By default, LoadEvents()
returns a TS with the labels and timestamps of all unique strings found in the EventStrings:
cfg = []; evt = LoadEvents(cfg); >> evt evt = t: {1x9 cell} label: {1x9 cell} cfg: [1x1 struct]
evt.label(:)
will reveal the familiar list of events introduced above. However, by using the cfg file, we can get something more specific:
cfg = []; cfg.eventList = {'TTL Output on AcqSystem1_0 board 0 port 0 value (0x0004).','TTL Output on AcqSystem1_0 board 0 port 0 value (0x0040).'}; cfg.eventLabel = {'FoodDelivery','WaterDelivery'}; evt = LoadEvents(cfg); >> evt evt = t: {[1x9 double] [1x9 double]} label: {'FoodDelivery' 'WaterDelivery'} cfg: [1x1 struct]

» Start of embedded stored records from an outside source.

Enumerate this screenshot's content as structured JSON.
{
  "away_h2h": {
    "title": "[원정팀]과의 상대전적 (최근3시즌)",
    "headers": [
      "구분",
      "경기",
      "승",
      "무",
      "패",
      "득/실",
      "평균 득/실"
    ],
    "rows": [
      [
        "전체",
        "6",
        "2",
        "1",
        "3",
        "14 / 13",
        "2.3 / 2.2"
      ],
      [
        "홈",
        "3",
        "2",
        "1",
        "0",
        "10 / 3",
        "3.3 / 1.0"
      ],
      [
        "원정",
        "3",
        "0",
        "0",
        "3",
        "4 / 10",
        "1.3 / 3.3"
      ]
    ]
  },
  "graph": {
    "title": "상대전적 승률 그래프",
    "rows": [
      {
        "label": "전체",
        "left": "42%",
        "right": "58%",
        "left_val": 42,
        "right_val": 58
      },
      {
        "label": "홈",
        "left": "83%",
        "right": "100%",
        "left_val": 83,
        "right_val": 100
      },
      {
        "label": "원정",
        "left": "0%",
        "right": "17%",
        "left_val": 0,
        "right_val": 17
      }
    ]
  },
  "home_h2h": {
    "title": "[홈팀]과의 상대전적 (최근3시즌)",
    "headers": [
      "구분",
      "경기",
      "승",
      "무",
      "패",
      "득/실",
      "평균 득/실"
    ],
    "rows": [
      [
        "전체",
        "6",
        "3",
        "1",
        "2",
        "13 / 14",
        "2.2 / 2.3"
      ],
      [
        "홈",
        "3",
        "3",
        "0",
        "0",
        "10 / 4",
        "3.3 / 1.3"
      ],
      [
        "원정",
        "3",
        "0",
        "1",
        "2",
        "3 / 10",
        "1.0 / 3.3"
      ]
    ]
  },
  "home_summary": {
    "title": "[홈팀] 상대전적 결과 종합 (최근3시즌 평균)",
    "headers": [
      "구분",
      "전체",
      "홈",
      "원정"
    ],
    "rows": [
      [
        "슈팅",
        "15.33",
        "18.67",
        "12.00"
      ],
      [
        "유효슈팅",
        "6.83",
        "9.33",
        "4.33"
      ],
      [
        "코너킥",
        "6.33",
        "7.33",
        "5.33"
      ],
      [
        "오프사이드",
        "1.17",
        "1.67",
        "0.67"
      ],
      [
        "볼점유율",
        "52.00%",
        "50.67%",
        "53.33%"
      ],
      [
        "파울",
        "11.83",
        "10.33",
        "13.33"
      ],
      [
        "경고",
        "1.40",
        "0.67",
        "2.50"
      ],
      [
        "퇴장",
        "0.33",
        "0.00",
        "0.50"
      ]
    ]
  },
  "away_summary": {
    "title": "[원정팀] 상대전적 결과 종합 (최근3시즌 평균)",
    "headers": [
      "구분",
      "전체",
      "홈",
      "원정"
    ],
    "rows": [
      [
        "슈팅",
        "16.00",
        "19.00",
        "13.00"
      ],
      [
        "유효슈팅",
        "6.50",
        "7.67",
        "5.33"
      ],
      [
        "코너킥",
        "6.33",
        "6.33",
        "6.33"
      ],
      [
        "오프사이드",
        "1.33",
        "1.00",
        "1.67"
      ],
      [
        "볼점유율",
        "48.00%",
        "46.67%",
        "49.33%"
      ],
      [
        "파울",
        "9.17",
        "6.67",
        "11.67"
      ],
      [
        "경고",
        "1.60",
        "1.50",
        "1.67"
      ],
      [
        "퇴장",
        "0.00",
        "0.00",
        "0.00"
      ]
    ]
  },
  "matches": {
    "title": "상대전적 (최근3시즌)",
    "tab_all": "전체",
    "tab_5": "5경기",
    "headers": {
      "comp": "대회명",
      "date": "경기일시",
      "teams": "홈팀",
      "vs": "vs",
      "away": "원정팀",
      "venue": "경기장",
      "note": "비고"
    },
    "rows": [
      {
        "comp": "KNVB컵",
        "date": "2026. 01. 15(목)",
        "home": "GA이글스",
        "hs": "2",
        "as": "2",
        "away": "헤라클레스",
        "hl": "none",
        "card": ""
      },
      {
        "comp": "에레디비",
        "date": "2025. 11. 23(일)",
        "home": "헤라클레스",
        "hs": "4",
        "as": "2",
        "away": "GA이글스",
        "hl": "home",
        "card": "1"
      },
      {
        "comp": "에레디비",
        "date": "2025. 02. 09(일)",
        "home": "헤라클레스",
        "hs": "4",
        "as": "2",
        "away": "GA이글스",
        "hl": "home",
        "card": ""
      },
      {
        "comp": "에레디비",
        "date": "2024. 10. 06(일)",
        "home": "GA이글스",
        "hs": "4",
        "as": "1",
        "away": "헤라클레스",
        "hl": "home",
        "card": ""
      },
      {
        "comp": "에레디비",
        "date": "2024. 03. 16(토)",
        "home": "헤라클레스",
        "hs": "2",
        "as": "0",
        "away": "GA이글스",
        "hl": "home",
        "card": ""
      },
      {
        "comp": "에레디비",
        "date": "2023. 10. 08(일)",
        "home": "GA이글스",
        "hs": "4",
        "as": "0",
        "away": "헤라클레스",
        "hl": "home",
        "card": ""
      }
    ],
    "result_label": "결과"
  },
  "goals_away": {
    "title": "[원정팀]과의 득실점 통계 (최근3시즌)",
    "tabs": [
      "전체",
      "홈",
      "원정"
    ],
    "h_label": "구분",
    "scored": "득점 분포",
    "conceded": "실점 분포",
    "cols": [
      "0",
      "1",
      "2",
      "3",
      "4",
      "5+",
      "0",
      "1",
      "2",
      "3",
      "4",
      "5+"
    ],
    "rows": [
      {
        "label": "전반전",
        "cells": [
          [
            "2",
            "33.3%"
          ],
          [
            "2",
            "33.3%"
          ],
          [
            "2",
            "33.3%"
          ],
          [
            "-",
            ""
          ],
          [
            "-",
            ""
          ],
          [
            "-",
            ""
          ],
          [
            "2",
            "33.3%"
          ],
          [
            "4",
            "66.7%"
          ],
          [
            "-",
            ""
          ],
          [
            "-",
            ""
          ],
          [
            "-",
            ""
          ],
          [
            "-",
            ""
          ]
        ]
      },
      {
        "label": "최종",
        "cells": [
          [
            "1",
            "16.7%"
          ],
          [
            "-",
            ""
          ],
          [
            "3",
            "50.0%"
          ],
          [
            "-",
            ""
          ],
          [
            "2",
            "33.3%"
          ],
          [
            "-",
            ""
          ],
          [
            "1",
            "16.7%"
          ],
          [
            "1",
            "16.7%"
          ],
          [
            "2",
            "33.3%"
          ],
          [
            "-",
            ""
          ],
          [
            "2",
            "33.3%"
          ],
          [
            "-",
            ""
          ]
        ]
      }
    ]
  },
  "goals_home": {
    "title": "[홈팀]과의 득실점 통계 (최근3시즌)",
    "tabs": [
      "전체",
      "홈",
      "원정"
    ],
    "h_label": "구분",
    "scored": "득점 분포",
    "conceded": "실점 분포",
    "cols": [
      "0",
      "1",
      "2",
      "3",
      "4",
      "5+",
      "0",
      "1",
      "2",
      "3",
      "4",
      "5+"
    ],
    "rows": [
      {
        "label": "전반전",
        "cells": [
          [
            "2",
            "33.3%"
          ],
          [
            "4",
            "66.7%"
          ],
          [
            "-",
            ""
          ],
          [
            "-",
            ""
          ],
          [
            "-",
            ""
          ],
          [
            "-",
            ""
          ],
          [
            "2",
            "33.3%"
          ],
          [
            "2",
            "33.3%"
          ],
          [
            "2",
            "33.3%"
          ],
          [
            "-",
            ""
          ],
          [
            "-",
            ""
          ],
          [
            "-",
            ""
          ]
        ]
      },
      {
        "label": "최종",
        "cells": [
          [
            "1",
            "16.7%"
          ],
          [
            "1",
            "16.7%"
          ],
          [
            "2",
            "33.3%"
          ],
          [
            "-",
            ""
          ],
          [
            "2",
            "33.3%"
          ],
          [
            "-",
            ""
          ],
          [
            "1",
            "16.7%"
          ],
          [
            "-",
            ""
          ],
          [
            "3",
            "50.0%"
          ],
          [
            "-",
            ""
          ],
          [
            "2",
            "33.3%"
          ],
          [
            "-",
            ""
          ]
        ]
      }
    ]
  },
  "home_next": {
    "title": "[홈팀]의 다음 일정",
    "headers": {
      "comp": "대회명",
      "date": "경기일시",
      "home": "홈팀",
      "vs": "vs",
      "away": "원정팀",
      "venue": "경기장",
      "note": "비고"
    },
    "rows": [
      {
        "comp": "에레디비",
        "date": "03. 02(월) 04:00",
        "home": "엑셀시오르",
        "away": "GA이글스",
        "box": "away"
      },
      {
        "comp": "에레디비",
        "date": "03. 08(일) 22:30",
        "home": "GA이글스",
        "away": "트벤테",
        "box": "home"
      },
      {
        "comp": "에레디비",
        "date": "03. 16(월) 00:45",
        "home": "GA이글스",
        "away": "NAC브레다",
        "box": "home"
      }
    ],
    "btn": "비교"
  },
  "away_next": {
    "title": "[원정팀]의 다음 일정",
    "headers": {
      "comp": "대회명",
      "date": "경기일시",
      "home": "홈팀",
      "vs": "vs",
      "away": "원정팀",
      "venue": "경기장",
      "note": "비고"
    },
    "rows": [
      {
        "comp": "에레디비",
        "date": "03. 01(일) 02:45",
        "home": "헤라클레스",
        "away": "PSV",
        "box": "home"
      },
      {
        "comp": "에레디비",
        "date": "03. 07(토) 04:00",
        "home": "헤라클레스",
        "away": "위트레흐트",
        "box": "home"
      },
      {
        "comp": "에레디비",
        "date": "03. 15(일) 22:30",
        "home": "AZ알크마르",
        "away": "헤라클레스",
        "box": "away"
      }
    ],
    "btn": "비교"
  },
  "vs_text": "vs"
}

By specifying which EventString is associated with which human-readable event ('FoodDelivery','WaterDelivery') we now have a more user-friendly events variable.
LoadSpikes() is straightforward:
%% cfg = []; S = LoadSpikes(cfg); >> S S = t: {1x67 cell} label: {1x67 cell} cfg: [1x1 struct]
By default, LoadSpikes()
attempts to read the .clusters
file generated by MClust to obtain cluster ratings. This can be overridden by specifying cfg.useClustersFile = 0;
. If you wish to load *._t files, do cfg.load_questionable_cells = 1;
.
The other files of interest are all MATLAB .mat
files which can be loaded directly using the load() function.